Japan’s Ministry of Energy and Mineral Resources has the mission of managing development of energy and mineral resources in a sustainable and environmentally friendly manner.

Australia has the following ministries.

The Ministry of Climate Change and Energy Efficiency promotes policies for mitigation of greenhouse gas emissions, adaptation to global warming already under way, promotion of energy efficiency and development of Australia’s positions in global negotiations on warming.

The Ministry of the Environment is devoted to preservation and protection of Australia’s natural environment.

The Ministry of Industry includes a Department of Industry whose charge is to integrate policies in industry, energy, resources and skills to promote economic growth and competitiveness.

Developing Countries

China: The mission of the Ministry of Environmental Protection of the People’s Republic of China includes

Developing laws, regulations and assessments, as endowed by the State Council, for environmental protection.  Protection from pollution extends to air, water, soil, marine areas and vehicle emissions, among others.  In addition the Ministry oversees development and utilization of natural resources affecting the environment.  The Ministry also develops environmental standards and capabilities for environmental measurements.  It also generates basic principles that come to bear on global environmental issues, participating in and coordinating negotiations on international environmental conventions. 

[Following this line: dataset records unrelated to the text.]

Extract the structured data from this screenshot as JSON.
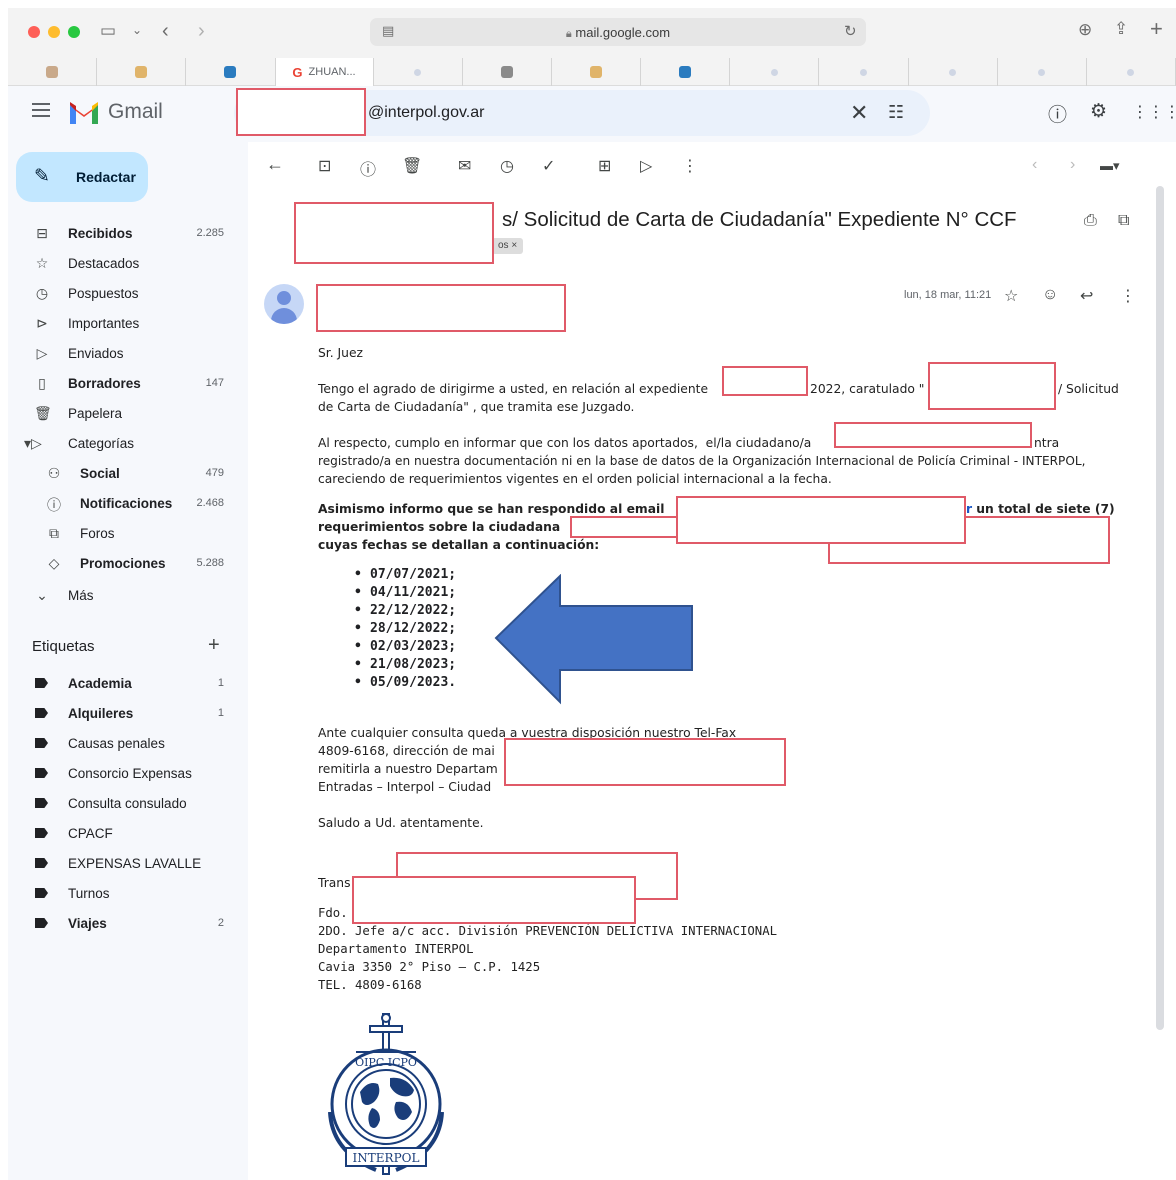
{
  "browser": {
    "url": "mail.google.com",
    "active_tab": "ZHUAN..."
  },
  "app": {
    "name": "Gmail",
    "compose_label": "Redactar",
    "search_query": "@interpol.gov.ar"
  },
  "sidebar": {
    "items": [
      {
        "label": "Recibidos",
        "count": "2.285",
        "icon": "inbox-icon",
        "bold": true
      },
      {
        "label": "Destacados",
        "count": "",
        "icon": "star-icon"
      },
      {
        "label": "Pospuestos",
        "count": "",
        "icon": "clock-icon"
      },
      {
        "label": "Importantes",
        "count": "",
        "icon": "important-icon"
      },
      {
        "label": "Enviados",
        "count": "",
        "icon": "send-icon"
      },
      {
        "label": "Borradores",
        "count": "147",
        "icon": "draft-icon",
        "bold": true
      },
      {
        "label": "Papelera",
        "count": "",
        "icon": "trash-icon"
      },
      {
        "label": "Categorías",
        "count": "",
        "icon": "label-icon"
      },
      {
        "label": "Social",
        "count": "479",
        "icon": "people-icon",
        "bold": true
      },
      {
        "label": "Notificaciones",
        "count": "2.468",
        "icon": "info-icon",
        "bold": true
      },
      {
        "label": "Foros",
        "count": "",
        "icon": "forum-icon"
      },
      {
        "label": "Promociones",
        "count": "5.288",
        "icon": "tag-icon",
        "bold": true
      },
      {
        "label": "Más",
        "count": "",
        "icon": "chevron-down-icon"
      }
    ],
    "labels_title": "Etiquetas",
    "labels": [
      {
        "label": "Academia",
        "count": "1",
        "bold": true
      },
      {
        "label": "Alquileres",
        "count": "1",
        "bold": true
      },
      {
        "label": "Causas penales",
        "count": ""
      },
      {
        "label": "Consorcio Expensas",
        "count": ""
      },
      {
        "label": "Consulta consulado",
        "count": ""
      },
      {
        "label": "CPACF",
        "count": ""
      },
      {
        "label": "EXPENSAS LAVALLE",
        "count": ""
      },
      {
        "label": "Turnos",
        "count": ""
      },
      {
        "label": "Viajes",
        "count": "2",
        "bold": true
      }
    ]
  },
  "message": {
    "subject": "s/ Solicitud de Carta de Ciudadanía\" Expediente N° CCF",
    "chip": "os ×",
    "date": "lun, 18 mar, 11:21",
    "greeting": "Sr. Juez",
    "p1a": "Tengo el agrado de dirigirme a usted, en relación al expediente",
    "p1b": "2022, caratulado \"",
    "p1c": "/ Solicitud",
    "p1d": "de Carta de Ciudadanía\" , que tramita ese Juzgado.",
    "p2a": "Al respecto, cumplo en informar que con los datos aportados,  el/la ciudadano/a",
    "p2b": "ntra",
    "p2c": "registrado/a en nuestra documentación ni en la base de datos de la Organización Internacional de Policía Criminal - INTERPOL,",
    "p2d": "careciendo de requerimientos vigentes en el orden policial internacional a la fecha.",
    "p3a": "Asimismo informo que se han respondido al email",
    "p3b": "r",
    "p3c": " un total de siete (7)",
    "p3d": "requerimientos sobre la ciudadana",
    "p3e": "cuyas fechas se detallan a continuación:",
    "dates": [
      "07/07/2021;",
      "04/11/2021;",
      "22/12/2022;",
      "28/12/2022;",
      "02/03/2023;",
      "21/08/2023;",
      "05/09/2023."
    ],
    "p4a": "Ante cualquier consulta queda a vuestra disposición nuestro Tel-Fax",
    "p4b": "4809-6168, dirección de mai",
    "p4c": "remitirla a nuestro Departam",
    "p4d": "Entradas – Interpol – Ciudad",
    "closing": "Saludo a Ud. atentamente.",
    "trans": "Trans",
    "sig1": "Fdo.",
    "sig2": "2DO. Jefe a/c acc. División PREVENCIÓN DELICTIVA INTERNACIONAL",
    "sig3": "Departamento INTERPOL",
    "sig4": "Cavia 3350 2° Piso – C.P. 1425",
    "sig5": "TEL. 4809-6168",
    "seal_text_top": "OIPC ICPO",
    "seal_text_bottom": "INTERPOL"
  },
  "colors": {
    "redaction_border": "#e05a68",
    "arrow_fill": "#4472c4",
    "compose_bg": "#c2e7ff",
    "sidebar_bg": "#f6f8fc"
  }
}
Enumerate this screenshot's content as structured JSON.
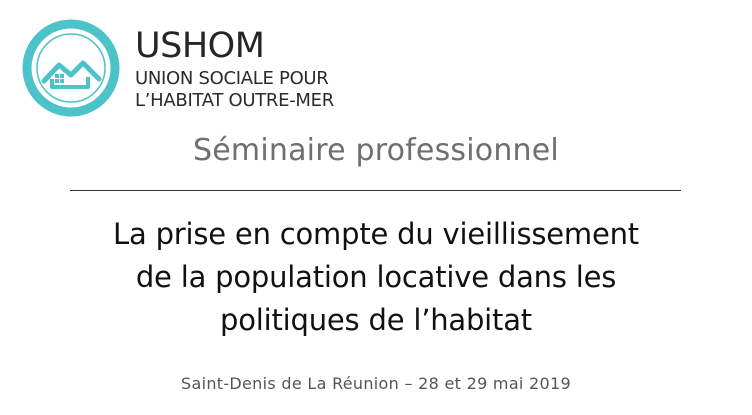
{
  "header": {
    "logo_icon": "ushom-house-ring-logo",
    "brand_name": "USHOM",
    "brand_line1": "UNION SOCIALE POUR",
    "brand_line2": "L’HABITAT OUTRE-MER"
  },
  "seminar_label": "Séminaire professionnel",
  "title_lines": [
    "La prise en compte du vieillissement",
    "de la population locative dans les",
    "politiques de l’habitat"
  ],
  "event_info": "Saint-Denis de La Réunion – 28 et 29 mai 2019",
  "colors": {
    "logo_teal": "#4cc2c9",
    "seminar_grey": "#6f6f6f",
    "title_black": "#111111"
  }
}
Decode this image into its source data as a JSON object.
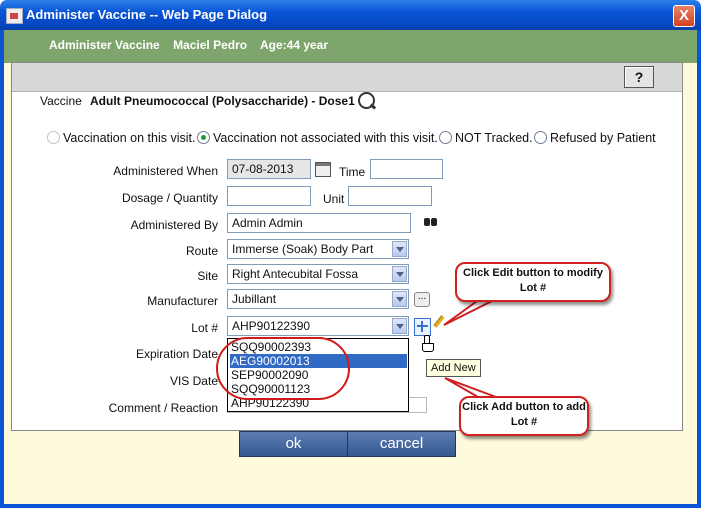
{
  "window": {
    "title": "Administer Vaccine -- Web Page Dialog",
    "close_label": "X"
  },
  "header": {
    "title": "Administer Vaccine",
    "patient": "Maciel Pedro",
    "age": "Age:44 year"
  },
  "help_label": "?",
  "vaccine": {
    "label": "Vaccine",
    "value": "Adult Pneumococcal (Polysaccharide) - Dose1"
  },
  "vaccination_options": [
    {
      "label": "Vaccination on this visit.",
      "checked": false
    },
    {
      "label": "Vaccination not associated with this visit.",
      "checked": true
    },
    {
      "label": "NOT Tracked.",
      "checked": false
    },
    {
      "label": "Refused by Patient",
      "checked": false
    }
  ],
  "fields": {
    "administered_when": {
      "label": "Administered When",
      "value": "07-08-2013"
    },
    "time": {
      "label": "Time",
      "value": ""
    },
    "dosage": {
      "label": "Dosage / Quantity",
      "value": ""
    },
    "unit": {
      "label": "Unit",
      "value": ""
    },
    "administered_by": {
      "label": "Administered By",
      "value": "Admin Admin"
    },
    "route": {
      "label": "Route",
      "value": "Immerse (Soak) Body Part"
    },
    "site": {
      "label": "Site",
      "value": "Right Antecubital Fossa"
    },
    "manufacturer": {
      "label": "Manufacturer",
      "value": "Jubillant"
    },
    "lot": {
      "label": "Lot #",
      "value": "AHP90122390"
    },
    "expiration_date": {
      "label": "Expiration Date"
    },
    "vis_date": {
      "label": "VIS Date"
    },
    "comment": {
      "label": "Comment / Reaction"
    }
  },
  "lot_options": [
    "SQQ90002393",
    "AEG90002013",
    "SEP90002090",
    "SQQ90001123",
    "AHP90122390"
  ],
  "lot_selected_index": 1,
  "more_label": "...",
  "tooltip": "Add New",
  "callouts": {
    "edit": "Click Edit button to modify Lot #",
    "add": "Click Add button to add Lot #"
  },
  "buttons": {
    "ok": "ok",
    "cancel": "cancel"
  },
  "colors": {
    "title_bar": "#0a55d6",
    "header_band": "#7ea56b",
    "button": "#34588f",
    "highlight": "#d01a1a",
    "selected_option": "#316ac5"
  }
}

The China Renewable Energy Scale-Up Program appears to participate in an international program in renewable energy.  Its web page shows date stamped entries of news items up to June 2013.  It is not clear how it fits into the national administrative structure. 

There appears to be no ministry dealing with energy.
India: India issued a National Action Plan on Climate Change in 2008. Important components include the National Missions for Sustaining the Himalayan Ecosystem, Strategic Knowledge for Climate Change, Solar (Energy), Enhanced Energy Efficiency, and various missions for aspects of sustainability and reforestation.  These are found within a Council on Climate Change reporting directly to the Prime Minister.

India’s Ministry of Power oversees generation and distribution of power, including from thermal and hydro generation sources.

India also has a Ministry of New and Renewable Energy whose aim is to develop and deploy new and renewable energy sources to supplement the country’s energy needs.

The Ministry of Environment and Forests has the goals of preserving the nation’s natural resources and reducing pollution.

An Energy Planning Commission in India seeks to unify development of the nation’s energy policy.  India recognizes “the need for an integrated energy policy because the responsibility for different energy sources is distributed over a number of different Ministries, e.g. Petroleum, Coal, Power, Water Resources (in the case of hydroelectricity), Atomic Energy and New & Renewable Energy.”

Brazil: The Ministry of the Environment has the goal of protecting and restoring the country’s environment, and of the sustainable use of its natural resources.  The ministry is responsible for developing policy for the environment and water resources, for preservation, conservation and sustainable use of ecosystems, for improving environmental quality and for sustainable use of natural resources.

Brazil’s Ministry of Mines and Energy has as its mission “to guarantee the supply of energy and mineral resources…and promote …sustainable environmental and economically viable policies.”

This writer did not find an administrative body directed toward global warming.

Indonesia:  The Ministry of Energy and Mineral Resources promotes security of energy supply and production of minerals.

The Ministry of Forestry includes the Directorate General of Forest Protection and Nature Conservation.